Carolyn McKinstry pointed to a doorway in the balcony of Sixteenth Street Baptist Church and memories started rushing back - good ones.
"I used to run all over this place as a little kid," she said. "That was my hiding place."
McKinstry also has some difficult memories, like Sept. 15, 1963, when a bomb exploded at the church and killed four of her close friends minutes after she had spoken to them in the girls' restroom. The church was targeted by the Ku Klux Klan after it had been a meeting place for the May 1963 marches organized by civil rights leaders, the Rev. Martin Luther King Jr. and the Rev. Fred Shuttlesworth.
McKinstry recalled another bombing that touched her personally, in April 1964. A bomb targeted at her neighbor T.L. Crowell's house exploded across the street from the home of her parents, Samuel and Ernestine Maull, who lived at 1325 24th Ave. North.

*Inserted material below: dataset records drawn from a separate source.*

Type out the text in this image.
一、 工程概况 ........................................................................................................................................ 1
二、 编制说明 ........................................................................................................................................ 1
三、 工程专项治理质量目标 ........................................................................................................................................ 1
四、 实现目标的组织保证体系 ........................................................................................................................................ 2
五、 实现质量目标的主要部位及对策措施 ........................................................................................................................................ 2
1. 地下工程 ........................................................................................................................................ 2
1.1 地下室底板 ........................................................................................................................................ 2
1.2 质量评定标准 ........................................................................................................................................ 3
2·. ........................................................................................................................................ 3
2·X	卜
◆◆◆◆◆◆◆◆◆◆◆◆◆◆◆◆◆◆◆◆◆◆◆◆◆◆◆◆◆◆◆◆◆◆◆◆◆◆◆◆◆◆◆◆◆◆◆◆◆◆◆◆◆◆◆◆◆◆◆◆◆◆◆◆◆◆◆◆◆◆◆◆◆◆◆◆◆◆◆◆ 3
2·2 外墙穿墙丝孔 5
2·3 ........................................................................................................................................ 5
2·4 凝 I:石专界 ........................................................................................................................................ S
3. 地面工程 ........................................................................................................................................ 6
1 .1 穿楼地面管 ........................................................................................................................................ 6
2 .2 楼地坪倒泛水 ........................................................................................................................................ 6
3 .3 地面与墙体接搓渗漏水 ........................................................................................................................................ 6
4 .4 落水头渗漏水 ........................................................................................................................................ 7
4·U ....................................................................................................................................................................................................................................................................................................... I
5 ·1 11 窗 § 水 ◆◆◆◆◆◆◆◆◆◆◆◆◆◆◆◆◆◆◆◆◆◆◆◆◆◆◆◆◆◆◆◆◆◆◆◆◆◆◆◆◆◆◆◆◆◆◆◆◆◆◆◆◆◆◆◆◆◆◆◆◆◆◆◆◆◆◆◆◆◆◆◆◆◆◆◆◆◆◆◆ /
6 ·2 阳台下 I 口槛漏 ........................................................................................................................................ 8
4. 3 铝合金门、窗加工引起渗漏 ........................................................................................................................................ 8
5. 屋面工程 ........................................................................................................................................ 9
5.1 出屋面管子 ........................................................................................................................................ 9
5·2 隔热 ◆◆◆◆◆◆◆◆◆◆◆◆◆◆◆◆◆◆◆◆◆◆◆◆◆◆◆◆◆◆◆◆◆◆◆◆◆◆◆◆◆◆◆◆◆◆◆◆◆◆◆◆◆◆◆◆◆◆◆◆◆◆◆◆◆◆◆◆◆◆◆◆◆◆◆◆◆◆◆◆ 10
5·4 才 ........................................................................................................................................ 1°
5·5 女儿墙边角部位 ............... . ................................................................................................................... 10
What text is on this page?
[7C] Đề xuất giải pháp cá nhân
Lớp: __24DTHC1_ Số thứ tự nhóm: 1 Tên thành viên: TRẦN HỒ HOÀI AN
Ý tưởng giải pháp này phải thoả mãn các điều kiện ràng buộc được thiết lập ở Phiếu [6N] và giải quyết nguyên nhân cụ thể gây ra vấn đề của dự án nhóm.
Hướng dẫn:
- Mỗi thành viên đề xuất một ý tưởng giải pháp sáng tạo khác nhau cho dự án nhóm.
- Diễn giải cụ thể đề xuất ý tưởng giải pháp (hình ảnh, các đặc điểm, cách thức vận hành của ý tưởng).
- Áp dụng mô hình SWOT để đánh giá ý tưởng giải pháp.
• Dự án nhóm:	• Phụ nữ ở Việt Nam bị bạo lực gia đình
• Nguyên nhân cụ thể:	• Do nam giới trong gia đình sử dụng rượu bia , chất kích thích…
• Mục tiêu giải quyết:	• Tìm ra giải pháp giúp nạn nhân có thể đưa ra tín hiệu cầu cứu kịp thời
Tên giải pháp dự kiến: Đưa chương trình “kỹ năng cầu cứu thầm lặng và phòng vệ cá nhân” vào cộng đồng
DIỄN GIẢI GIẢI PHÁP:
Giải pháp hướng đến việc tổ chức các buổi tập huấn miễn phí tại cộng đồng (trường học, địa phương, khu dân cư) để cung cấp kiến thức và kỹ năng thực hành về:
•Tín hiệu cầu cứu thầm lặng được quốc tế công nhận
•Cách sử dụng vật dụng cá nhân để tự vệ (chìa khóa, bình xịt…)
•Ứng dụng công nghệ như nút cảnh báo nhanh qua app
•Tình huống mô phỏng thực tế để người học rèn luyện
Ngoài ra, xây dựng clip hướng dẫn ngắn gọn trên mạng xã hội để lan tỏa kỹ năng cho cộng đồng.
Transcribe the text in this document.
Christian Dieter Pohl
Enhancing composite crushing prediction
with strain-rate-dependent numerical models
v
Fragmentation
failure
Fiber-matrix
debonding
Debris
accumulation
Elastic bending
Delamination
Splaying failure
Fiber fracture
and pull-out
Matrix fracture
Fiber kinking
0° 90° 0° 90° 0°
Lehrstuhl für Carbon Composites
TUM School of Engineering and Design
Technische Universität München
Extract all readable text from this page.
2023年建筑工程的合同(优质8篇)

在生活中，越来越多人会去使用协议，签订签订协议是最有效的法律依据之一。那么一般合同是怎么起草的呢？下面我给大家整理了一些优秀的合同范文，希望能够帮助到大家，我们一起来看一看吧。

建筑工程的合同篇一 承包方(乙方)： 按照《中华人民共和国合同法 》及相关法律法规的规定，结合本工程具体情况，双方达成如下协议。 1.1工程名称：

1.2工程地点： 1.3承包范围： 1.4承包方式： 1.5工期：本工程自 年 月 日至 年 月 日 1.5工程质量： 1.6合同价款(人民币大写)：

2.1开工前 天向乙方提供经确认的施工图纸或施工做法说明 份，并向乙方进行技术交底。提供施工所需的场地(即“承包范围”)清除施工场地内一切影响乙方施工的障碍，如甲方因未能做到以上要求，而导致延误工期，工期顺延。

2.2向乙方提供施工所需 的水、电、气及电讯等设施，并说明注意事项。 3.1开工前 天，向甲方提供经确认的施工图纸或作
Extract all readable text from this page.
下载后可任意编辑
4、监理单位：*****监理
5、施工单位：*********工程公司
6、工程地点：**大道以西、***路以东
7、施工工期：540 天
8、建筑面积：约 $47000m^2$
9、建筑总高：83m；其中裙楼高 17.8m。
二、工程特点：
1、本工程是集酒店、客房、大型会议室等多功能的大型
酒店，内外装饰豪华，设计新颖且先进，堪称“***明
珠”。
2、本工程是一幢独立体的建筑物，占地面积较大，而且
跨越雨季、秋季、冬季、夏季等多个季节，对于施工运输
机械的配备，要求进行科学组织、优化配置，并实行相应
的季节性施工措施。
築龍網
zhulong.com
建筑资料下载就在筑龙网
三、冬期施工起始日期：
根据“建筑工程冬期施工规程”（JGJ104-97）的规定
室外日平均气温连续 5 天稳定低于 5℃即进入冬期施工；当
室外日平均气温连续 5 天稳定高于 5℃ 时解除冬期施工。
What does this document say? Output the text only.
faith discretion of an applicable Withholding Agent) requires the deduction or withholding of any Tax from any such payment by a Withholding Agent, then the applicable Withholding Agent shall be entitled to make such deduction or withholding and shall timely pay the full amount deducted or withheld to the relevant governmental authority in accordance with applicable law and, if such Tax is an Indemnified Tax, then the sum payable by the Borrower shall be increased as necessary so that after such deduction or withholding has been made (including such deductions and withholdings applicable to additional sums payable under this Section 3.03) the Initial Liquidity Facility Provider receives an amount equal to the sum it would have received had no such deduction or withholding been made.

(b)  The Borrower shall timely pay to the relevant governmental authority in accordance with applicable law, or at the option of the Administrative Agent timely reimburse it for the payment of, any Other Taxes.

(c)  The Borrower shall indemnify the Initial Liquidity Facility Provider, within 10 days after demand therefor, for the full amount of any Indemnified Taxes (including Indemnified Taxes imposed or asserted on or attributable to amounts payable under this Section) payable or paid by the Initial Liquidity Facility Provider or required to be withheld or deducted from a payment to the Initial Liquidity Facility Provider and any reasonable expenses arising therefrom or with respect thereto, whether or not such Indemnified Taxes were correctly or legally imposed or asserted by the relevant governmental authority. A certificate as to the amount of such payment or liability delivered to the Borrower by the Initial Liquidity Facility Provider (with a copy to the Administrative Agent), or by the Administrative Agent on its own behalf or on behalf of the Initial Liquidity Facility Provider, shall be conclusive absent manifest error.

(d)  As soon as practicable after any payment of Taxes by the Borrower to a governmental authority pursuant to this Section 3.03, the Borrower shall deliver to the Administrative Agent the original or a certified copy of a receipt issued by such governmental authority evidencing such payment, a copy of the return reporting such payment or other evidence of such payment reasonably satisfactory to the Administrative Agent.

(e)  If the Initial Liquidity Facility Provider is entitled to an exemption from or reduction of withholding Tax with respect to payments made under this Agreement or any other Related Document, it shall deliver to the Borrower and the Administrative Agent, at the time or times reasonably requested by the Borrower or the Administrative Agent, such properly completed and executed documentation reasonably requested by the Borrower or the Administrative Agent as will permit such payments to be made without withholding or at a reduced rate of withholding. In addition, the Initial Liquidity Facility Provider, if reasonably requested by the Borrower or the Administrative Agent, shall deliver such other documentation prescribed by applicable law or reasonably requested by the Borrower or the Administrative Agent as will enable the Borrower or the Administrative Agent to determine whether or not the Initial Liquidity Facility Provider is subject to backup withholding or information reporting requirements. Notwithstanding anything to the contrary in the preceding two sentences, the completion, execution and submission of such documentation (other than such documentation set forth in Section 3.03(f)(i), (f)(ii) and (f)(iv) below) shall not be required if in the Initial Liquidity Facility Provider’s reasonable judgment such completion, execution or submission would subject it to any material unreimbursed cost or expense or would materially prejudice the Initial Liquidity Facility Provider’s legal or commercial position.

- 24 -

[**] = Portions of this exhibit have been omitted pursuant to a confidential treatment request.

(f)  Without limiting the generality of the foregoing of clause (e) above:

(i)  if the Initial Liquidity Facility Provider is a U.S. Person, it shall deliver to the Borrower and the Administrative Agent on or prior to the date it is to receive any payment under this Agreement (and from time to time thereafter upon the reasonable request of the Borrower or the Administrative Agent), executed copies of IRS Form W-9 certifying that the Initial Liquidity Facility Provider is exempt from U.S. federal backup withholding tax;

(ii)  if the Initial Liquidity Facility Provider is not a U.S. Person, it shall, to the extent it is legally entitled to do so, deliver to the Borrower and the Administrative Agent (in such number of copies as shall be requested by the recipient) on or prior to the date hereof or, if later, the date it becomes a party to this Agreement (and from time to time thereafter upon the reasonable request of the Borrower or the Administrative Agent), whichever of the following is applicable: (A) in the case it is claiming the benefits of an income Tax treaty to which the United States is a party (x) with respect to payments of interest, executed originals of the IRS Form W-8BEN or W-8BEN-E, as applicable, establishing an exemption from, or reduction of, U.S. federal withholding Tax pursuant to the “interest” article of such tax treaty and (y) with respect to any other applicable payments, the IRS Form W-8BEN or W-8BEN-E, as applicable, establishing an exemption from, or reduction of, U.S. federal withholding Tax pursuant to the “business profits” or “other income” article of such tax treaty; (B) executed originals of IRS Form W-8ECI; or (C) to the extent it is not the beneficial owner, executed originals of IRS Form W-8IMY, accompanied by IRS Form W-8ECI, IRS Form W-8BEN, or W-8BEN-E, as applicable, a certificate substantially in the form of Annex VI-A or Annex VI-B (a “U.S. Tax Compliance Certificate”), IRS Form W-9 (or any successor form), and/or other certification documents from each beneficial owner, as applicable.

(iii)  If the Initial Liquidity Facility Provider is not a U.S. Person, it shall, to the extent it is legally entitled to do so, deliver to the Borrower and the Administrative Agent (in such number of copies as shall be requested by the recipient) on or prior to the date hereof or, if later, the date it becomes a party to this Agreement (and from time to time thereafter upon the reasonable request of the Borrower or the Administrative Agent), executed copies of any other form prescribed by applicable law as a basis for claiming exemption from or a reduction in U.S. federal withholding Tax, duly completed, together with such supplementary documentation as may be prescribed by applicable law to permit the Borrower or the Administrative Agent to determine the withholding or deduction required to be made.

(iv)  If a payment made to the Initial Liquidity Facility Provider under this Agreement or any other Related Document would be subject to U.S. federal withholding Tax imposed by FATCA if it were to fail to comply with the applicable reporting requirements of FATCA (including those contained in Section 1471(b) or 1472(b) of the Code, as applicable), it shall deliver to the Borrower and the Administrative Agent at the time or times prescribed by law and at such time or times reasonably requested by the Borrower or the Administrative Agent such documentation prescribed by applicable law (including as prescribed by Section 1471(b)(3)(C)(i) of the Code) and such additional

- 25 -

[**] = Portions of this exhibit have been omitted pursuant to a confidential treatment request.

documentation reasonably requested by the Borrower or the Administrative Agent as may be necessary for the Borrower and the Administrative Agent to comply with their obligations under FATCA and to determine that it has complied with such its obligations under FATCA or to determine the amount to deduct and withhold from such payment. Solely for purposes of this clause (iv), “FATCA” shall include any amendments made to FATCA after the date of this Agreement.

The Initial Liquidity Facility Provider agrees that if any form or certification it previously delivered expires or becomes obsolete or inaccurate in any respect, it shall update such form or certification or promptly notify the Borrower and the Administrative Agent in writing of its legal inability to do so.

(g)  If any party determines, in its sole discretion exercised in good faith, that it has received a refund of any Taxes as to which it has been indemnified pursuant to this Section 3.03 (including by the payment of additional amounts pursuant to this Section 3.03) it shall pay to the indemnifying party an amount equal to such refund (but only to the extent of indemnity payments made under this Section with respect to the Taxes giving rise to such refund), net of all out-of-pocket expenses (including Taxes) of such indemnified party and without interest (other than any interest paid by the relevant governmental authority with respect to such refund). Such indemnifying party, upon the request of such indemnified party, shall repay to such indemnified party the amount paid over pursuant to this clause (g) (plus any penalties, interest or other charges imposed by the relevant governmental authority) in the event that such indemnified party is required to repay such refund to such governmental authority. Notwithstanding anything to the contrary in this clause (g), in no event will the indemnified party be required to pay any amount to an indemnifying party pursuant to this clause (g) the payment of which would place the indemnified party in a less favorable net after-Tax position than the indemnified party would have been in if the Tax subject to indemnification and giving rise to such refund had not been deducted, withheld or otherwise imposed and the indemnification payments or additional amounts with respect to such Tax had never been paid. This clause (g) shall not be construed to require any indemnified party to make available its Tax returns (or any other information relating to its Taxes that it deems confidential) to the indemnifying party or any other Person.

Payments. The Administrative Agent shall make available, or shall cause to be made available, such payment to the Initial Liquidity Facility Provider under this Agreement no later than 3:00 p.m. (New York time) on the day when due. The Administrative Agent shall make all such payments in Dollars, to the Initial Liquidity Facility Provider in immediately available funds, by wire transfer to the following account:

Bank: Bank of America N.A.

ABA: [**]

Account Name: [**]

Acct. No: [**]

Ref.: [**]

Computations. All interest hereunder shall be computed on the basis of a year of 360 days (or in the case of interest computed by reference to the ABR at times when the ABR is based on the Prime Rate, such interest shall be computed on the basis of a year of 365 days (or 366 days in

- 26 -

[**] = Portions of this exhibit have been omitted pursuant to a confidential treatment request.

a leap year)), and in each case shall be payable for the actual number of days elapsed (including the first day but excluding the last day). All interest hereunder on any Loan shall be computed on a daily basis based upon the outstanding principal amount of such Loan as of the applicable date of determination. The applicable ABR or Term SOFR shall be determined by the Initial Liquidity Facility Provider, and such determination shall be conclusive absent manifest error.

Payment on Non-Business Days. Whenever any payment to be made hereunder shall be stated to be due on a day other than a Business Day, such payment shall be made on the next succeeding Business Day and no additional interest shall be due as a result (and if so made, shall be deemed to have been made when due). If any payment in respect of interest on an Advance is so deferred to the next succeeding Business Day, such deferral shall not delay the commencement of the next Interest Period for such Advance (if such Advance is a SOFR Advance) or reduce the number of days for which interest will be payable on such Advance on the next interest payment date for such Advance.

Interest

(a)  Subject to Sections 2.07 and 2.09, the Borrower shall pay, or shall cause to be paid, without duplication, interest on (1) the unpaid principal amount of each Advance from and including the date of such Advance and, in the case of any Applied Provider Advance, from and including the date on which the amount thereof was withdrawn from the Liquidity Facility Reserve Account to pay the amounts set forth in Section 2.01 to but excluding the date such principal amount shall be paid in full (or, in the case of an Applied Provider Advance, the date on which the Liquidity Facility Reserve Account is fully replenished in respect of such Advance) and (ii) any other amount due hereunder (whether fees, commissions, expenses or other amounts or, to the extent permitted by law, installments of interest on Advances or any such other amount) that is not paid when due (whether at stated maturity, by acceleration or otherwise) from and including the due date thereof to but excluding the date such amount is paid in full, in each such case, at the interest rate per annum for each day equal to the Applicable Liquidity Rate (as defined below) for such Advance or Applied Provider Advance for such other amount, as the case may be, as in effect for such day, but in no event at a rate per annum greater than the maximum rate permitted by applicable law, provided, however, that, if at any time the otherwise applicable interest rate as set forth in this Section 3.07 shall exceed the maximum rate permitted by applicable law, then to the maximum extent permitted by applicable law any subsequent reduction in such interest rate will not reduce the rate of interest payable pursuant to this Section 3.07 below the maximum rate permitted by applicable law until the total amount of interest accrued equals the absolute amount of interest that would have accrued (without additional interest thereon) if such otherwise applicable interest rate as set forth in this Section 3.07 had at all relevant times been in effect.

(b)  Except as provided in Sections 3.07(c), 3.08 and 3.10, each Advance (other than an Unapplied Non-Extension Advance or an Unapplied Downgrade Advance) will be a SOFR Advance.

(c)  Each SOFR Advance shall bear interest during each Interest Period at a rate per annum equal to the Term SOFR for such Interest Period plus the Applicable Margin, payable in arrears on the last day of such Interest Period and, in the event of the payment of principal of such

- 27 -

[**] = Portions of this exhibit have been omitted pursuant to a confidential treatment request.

The explosion awakened her at about 3 a.m., shattered her bedroom window and knocked her two brothers out of their beds. The neighbors had socialized with whites, violating segregation laws, and the Klan was sending a message, McKinstry said.
"They were trying to scare people," she said.
Another neighbor, Maurice Ryles, was targeted with a package of dynamite outside his house that was discovered before it exploded. "We were terrorized our whole existence growing up," McKinstry said. "Bombing was so routine back then."
Those events and images have haunted and inspired her, as she recounts in a new book, "While the World Watched," published by Tyndale House.
"It's a powerful book," said Denise George, McKinstry's co-author. "She marched in the children's march. She was right in the middle of all of it. Had she not walked out of the restroom when she did, she would have been one of the girls killed."
McKinstry, 63, has been a part of Sixteenth Street Baptist Church since she was 2 years old, and continues to do volunteer work including giving tours. Shortly after finishing the book, she was diagnosed with breast cancer in March 2010. She recently completed chemotherapy treatments.
McKinstry, a graduate of Fisk University, returned to school in recent years to graduate from Beeson Divinity School at Samford University in 2007 with a master of divinity degree. She wanted to spread a message of love that she hoped could help counteract hatred based on racial prejudice.
"When I look at how we treat each other, I wonder, 'How does this happen?'" McKinstry said. "We were all reading the same Bible."
She wonders why some of the most belligerent segregationists giving orders to use police dogs and fire hoses against marchers, including police commissioner Eugene "Bull" Connor, saw no conflict with their roles as leaders and Sunday school teachers in Christian churches.
"When people tell you that you can't do something because your skin is brown or black, you recognize that this is not how God intended it to be," McKinstry said.
"Segregation laws addressed every aspect of how blacks and whites could interact - no playing checkers together, no playing dominos, no baseball, no football, no eating together, no socializing."
Public schools, buses and water fountains were segregated by race. Those who violated those laws were at risk of police arrest and Klan bombings. "Somebody could be put in jail and fined just for socializing," McKinstry said.
King and Shuttlesworth had the courage to stand up and point out that was wrong, she said. Others stood by and watched injustice, taking no action, she said.
"It's time to stop watching," McKinstry said. "Everybody's afraid. When it comes time to act, where is the courage?"
That's a message that she has tried to spread in person to visitors at the church, and in the new book, she said.
"God just tacked something on my heart I couldn't get rid of," McKinstry said.